Ce personnage est un lobbyiste, pourquoi ?

Rares sont les observateurs qui ont examiné de près les lobbyistes, alors que le rôle de ces professionnels de l'influence est énorme. Elle restait encore moins étudiée sous la forme romanesque. Je m'étonne que les écrivains ne s'y soient pas intéressés plus tôt.
Et une idée m'excitait : jusqu'ici, les polars nous plongeaient volontiers dans la fumée des cigarettes et les vapeurs de l'alcool - beaucoup de polars américains citent des marques d'alcool et de cigarettes à longueur de pages !- alors j'ai voulu jouer avec cette tradition de manière inédite en dévoilant les coulisses. Dévoiler les secrets qui se cachent dans nos cigarettes et dans nos verres… un cocktail d'enfer !

 

Le personnage central est bourré de tocs. Est-ce autobiographique ?

Disons que c'est un sujet qui m'intéresse, comme tout le monde. On a tous des troubles compulsifs plus ou moins cachés. Dans le roman, j'ai scruté surtout les situations qui favorisent leur éclosion et ce qui les fait disparaître. Chez le héros du livre, les tocs se multiplient quand son destin prend un tour angoissant et incontrôlable. Ce sont des tentatives pour se rassurer, certes, mais ce qui est original chez lui, c'est le combat qu'il mène avec l'écriture pour les exorciser et qu'il note les moments où ils reculent.

 

Il tente aussi de repousser le mal par l'écriture…

Oui, et cette lutte n'est pas facile non plus.

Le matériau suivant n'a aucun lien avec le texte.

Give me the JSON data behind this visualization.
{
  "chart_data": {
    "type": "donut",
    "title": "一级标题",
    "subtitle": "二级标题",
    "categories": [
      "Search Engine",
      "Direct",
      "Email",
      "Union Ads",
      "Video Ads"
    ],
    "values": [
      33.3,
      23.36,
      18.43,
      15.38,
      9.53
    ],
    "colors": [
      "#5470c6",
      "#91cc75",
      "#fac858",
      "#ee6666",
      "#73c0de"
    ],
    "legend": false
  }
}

L'écriture vous expose. Or, ce genre de gars a besoin de l'ombre comme nous de l'oxygène. Ils ne supportent pas les projecteurs. Les types comme ça ont affaire au langage tous les jours pour mentir au public, ce rapport est une affaire intime, ce sont des bonimenteurs, les mots leur servent à cacher plutôt qu'à dire la vérité. Or, écrire un journal intime, c'est tout le contraire, il s'agit de se dévoiler ! Donc une fissure se produit, il traverse une véritable crise existentielle et pense devenir fou. Je me suis amusé d'ailleurs à montrer la déflagration intérieure que peut provoquer chez un tel homme l'approche d'un journaliste d'investigation. L'idée qu'il devient lui-même l'objet d'une enquête l'effraie littéralement ! A cause du risque de voir ses activités dévoilées publiquement... Il n'a vraiment pas l'âme tranquille, il a beaucoup de morts sur la conscience… Mais il parvient à trouver des forces nouvelles dans l'écriture, plus il lui fait confiance, plus elle le change. Il finit par tout remettre en question.